Arkadi, ô Arkadi. Il y a des noms que l’on n’oublie jamais. Des noms qui restent gravés, là, dans notre être, dans notre âme. Incrusté dans la pierre qu’est mon cœur, tatoué dans ma chair. Arkadi. Je en sais pas pourquoi j’ai osé prononcer les quelques sons qui forment le nom de cet homme qui a accompagné ma vie pendant des années. Un voisin, au début. Rencontre maladroite au détour de la rue, à simplement discuter.
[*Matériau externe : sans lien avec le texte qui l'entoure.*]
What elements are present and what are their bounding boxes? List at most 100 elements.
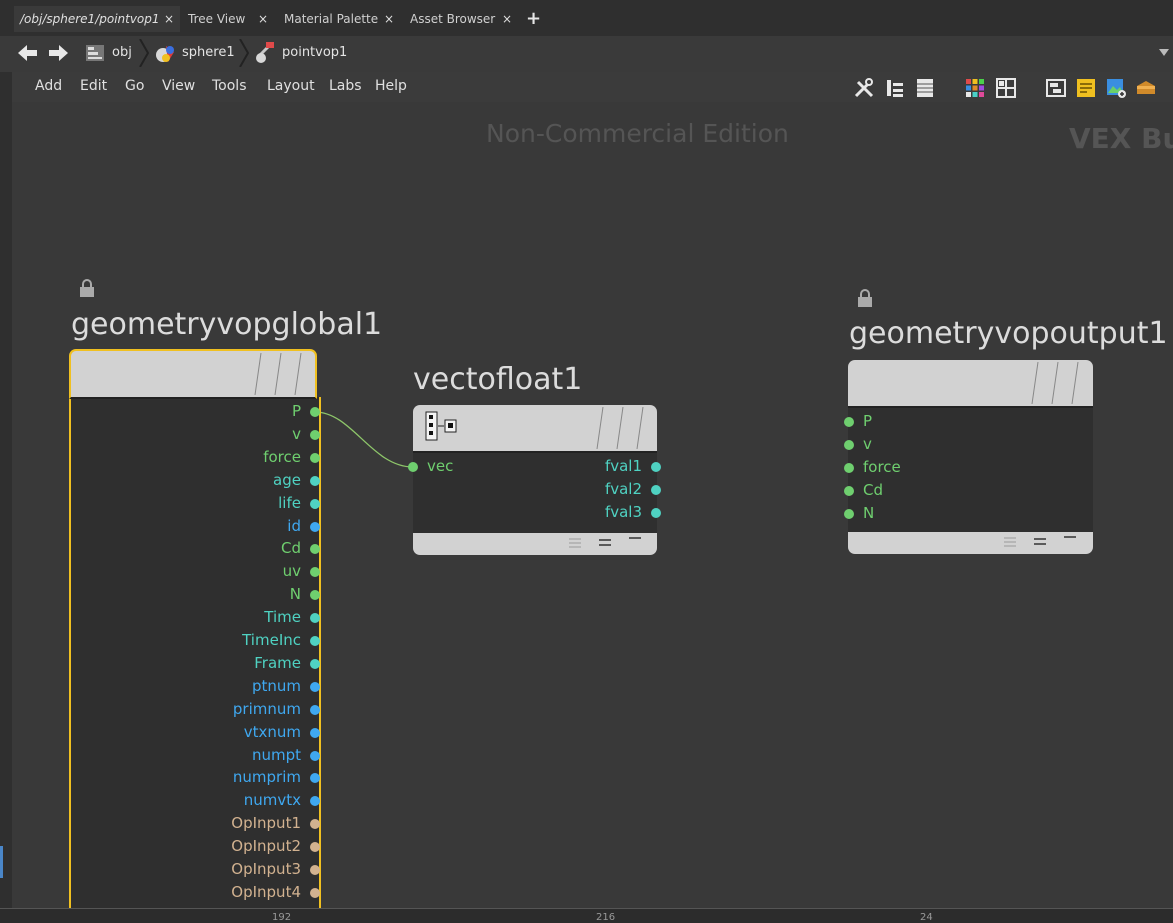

Puis à se raccompagner sur le chemin de l’école, à s’échanger des mots plus francs, vagabonder dans les rues. Puis boire notre premier verre d’alcool ensemble, assez jeunes, parler encore et encore, apprendre à connaître le gout de l’autre, se familiariser, découvrir la famille, découvrir d’autres amis. Puis par la suite encore, parler des conquêtes amoureuses. Echanger un premier baiser, en rire, échanger les premières caresses, se reculer, prétendre d’oublier. Ne pas oublier. Y penser la nuit, seul. Non. Si. Si, je l’admets. J’y ai pensé plus d’une fois. Nous étions si jeunes. Et nous nous sommes engagés dans l’armée, ensemble, ne sachant pas quoi faire. Manier une arme, prendre du grade. Découvrir les sovers. Ne pas vraiment les apprécier. Se promettre que nous serons toujours là l’un pour l’autre.

Se promettre que nous serons toujours là l’un pour l’autre.
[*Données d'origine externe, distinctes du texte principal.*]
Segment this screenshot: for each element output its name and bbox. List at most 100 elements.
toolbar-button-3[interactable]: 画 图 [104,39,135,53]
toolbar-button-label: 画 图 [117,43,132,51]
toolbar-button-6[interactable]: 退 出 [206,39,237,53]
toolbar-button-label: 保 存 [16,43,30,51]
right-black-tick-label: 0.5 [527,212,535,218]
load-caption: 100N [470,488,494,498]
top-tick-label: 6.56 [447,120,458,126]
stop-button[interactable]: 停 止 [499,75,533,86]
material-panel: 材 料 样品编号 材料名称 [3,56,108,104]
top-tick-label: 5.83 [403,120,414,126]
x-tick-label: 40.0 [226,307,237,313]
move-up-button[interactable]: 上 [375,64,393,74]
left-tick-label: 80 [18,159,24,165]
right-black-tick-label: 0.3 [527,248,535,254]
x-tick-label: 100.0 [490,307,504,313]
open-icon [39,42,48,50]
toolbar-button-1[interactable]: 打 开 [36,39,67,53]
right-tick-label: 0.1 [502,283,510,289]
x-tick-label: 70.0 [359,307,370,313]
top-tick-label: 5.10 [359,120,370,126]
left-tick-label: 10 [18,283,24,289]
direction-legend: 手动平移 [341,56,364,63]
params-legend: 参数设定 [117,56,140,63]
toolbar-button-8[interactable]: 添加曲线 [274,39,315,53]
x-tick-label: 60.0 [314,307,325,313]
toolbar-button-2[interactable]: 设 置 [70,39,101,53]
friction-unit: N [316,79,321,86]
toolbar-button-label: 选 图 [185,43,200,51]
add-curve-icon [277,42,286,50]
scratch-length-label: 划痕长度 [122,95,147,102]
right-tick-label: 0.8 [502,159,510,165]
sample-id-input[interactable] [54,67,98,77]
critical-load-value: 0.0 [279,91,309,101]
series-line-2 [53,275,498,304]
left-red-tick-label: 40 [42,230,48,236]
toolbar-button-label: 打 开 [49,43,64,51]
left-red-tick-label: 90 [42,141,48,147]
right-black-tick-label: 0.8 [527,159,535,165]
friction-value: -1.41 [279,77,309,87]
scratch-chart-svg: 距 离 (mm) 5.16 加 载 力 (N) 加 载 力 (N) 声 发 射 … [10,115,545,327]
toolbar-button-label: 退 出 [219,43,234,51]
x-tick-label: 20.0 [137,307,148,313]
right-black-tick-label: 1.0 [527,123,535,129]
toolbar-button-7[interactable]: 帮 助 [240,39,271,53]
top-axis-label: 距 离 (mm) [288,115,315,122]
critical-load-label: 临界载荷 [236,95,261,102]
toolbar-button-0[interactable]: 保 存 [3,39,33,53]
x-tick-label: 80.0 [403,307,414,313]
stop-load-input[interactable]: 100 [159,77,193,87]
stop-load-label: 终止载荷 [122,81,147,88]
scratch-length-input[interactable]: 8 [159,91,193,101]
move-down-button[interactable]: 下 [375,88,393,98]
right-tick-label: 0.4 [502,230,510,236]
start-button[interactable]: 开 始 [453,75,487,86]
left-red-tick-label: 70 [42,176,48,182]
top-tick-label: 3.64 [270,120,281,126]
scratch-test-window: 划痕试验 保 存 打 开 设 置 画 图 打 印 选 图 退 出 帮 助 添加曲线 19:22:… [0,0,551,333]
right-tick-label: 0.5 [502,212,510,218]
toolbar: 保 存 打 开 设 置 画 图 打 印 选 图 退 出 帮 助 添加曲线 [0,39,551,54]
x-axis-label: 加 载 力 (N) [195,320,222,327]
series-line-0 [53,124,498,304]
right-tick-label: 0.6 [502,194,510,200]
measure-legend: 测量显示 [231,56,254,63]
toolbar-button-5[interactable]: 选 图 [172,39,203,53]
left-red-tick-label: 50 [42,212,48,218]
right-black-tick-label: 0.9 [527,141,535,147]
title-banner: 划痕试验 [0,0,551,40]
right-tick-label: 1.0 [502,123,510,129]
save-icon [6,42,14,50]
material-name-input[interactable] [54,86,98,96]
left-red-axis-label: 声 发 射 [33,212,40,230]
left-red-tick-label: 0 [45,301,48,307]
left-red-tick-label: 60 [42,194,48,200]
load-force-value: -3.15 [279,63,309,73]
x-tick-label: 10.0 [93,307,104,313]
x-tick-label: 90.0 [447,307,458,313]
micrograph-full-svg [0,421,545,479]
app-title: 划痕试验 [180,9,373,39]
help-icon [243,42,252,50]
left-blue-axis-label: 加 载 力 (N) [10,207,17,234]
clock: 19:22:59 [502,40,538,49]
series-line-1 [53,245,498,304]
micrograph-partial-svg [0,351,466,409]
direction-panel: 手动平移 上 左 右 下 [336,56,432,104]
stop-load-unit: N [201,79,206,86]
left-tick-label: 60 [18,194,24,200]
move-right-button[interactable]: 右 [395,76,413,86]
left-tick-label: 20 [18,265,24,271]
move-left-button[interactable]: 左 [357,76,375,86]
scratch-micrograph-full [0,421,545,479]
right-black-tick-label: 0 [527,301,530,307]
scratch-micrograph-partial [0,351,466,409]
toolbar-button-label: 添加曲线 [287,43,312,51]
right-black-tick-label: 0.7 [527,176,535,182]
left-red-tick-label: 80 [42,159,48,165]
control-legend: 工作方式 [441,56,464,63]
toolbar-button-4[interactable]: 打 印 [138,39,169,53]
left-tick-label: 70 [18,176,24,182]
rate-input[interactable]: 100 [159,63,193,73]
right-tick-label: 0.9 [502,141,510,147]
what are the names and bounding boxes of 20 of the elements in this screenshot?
Arkadi, ô Arkadi. Nous nous sommes aimés une fois, nuit glaciale vide de sens à laquelle nous avons trouvé un but. Nous avons accepté toutes les missions, les avons accomplis ensemble. Je suis devenu Sergent, tu es devenu meilleur encore, mon supérieur. Oh oui, supérieur au travail peut-être, mais toujours amis. A ce moment là, il m’avait promis. Promis que quoiqu’il se passe, je serai toujours son Llyr et qu’il serait toujours mon Arkadi. Des amis, plus encore, des frères, jusqu’à la fin.

Jusqu’à la fin.

Arkadi, ô Arkadi, la fin arrive bien trop vite. Mission de routine, nous devions simplement aller dans cette toundra. La tempête éclate, les prisonniers s’échappent, nous voilà, toi, moi, et un autre qui nous aura servi de repas. La course dans la glace, le vent nous claque la face. Tu t’es écroulé. Et qu’ai-je fais ? Je t’ai regardé. Je t’ai regardé et j’ai lutté contre les larmes. Elles auraient gelé, là, sur mon visage, auraient rongé ma peau sous le froid. Je t’ai juste regardé. Fatigué, épuisé, au sol. Tu n’as pas bougé. Je ne t’ai pas aidé. Je t’avais promis que je serai toujours là pour toi. Mais je t’ai abandonné, Arkadi, je t’ai laissé. J’ai aussi laissé une partie de mon être avec toi. Arkadi.

Je ressors de mes pensées en écoutant ce petit morceau d’homme parler encore et encore. Il semble si bavard. Evgeni, oui. Il avait toujours si peur de moi, mais tu le rassurais, Arkadi. Mais aujourd’hui tu n’es plus là pour le faire. Je reprends mon manteau, en effleure ses doigts sans trop le vouloir. Je suis ailleurs alors qu’il parle, parle encore, sans arrêt. Mais je souris, je crois. Il est étrangement attendrissant. Il le dit si bien, lui n’a pas changé. Je vois toujours ce jeune homme qui parlait à voix basse, timidement. Qui avait peur de tout, mais surtout de rien. Qui évitait les regards.
    « Il me manque aussi. ».

Oui, je tranche. Ma voix grave coupe la sienne pour qu’il reprenne son souffle.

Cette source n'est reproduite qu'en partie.